Essayons donc, à la suite de M. Ravaisson, de réaliser l’œuvre dont nous avons tracé le plan, et de réconcilier la métaphysique et la science, en montrant l’identité des objets en apparence si divers qu’elles étudient, dans l’être la raison du phénomène, dans la nature de l’être la raison des lois, dans l’ordre moral la raison de l’ordre physique. — Des choses extérieures, nous ne connaissons que les phénomènes ; nous commencerons par l’étude de nous-mêmes, en qui nous pénétrons jusqu’à l’essence. Où tout se tient et s’enchaîne, la connaissance approfondie d’un détail suffit à révéler ce qu’est l'ensemble. Avec un organe, Cuvier reconstruit un corps ; de quelques colonnes encore debout, de quelques murailles qui s’affaissent, renaît un édifice en ruines. Que sommes-nous, sinon un fragment dans un tout ? fragment précieux, destiné à fixer le regard et à donner le sens de l’œuvre. Dans la vie d’un artiste, il y a toujours une heure fortunée, où les facultés de l’esprit et les habiletés du métier, où les élans imprévus de l’inspiration et le calme réfléchi de la volonté s’accordent pour la production d’une œuvre unique ; ne sommes nous pas cette œuvre des jours heureux ? En prenant conscience de nous-mêmes, nous prendrons conscience du plan dans lequel nous sommes compris et de ce qu’a voulu l’être qui, résumant en nous toutes ses tentatives antérieures, y a laissé le secret de son art. La fable antique est une réalité : la statue s’anime et trouve en elle une âme faite du génie même de son créateur.
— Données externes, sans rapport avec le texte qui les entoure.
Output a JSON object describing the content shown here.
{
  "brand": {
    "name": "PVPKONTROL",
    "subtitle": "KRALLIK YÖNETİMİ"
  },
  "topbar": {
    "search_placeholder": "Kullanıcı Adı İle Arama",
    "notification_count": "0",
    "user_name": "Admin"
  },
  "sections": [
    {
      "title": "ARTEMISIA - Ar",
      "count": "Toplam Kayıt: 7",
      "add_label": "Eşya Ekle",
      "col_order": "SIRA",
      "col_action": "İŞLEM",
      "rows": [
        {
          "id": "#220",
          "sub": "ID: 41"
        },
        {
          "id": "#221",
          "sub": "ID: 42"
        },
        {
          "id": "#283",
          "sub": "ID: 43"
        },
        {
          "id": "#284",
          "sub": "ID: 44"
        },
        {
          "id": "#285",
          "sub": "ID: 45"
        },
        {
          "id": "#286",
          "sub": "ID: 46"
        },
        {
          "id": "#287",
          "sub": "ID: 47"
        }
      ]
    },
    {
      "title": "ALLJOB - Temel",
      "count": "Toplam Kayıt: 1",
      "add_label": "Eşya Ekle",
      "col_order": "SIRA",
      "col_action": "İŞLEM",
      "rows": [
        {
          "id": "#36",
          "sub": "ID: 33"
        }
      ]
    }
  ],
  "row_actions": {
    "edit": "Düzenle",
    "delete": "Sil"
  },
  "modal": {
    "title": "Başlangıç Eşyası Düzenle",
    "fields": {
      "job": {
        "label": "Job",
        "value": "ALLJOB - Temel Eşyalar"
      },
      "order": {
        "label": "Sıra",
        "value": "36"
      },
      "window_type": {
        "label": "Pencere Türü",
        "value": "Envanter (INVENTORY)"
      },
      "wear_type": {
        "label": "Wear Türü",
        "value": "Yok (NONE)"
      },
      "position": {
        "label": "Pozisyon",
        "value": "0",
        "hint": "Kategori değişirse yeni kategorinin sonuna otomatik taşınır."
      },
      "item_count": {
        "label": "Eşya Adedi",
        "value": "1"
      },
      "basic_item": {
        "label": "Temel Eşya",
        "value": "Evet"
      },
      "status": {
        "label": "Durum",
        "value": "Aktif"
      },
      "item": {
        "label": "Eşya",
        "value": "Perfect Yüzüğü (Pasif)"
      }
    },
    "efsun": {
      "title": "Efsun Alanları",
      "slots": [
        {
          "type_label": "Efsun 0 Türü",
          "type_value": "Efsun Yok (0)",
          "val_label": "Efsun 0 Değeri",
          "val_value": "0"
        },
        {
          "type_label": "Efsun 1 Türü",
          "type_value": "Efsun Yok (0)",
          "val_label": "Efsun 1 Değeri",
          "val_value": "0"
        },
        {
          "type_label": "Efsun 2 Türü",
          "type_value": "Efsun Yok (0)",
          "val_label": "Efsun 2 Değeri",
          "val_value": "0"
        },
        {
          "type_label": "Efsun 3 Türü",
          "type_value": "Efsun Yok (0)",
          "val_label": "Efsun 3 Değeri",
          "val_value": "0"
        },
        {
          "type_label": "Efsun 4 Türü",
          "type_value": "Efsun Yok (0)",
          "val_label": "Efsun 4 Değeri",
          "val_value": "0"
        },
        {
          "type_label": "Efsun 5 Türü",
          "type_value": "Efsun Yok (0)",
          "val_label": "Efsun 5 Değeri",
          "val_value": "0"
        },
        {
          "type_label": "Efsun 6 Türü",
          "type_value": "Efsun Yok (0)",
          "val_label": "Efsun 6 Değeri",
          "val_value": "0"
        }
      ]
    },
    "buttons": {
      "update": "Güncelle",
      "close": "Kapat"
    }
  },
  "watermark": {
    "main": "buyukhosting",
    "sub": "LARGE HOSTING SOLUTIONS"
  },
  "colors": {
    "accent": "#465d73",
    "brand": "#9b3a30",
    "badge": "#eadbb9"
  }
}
« Quand nous rentrons, comme on dit, en nous-mêmes, nous nous trouvons au milieu d’un monde de sensations, de sentiments, d’imaginations, d’idées, de désirs, de volontés, de souvenirs, mobile océan sans bornes et sans fond, qui pourtant est tout nôtre, qui pourtant n’est autre chose que nous-mêmes[1] » D’où vient, si notre vie intérieure est composée de cette multitude de phéno-

  1. Rapport sur la philosophie en France, 1867.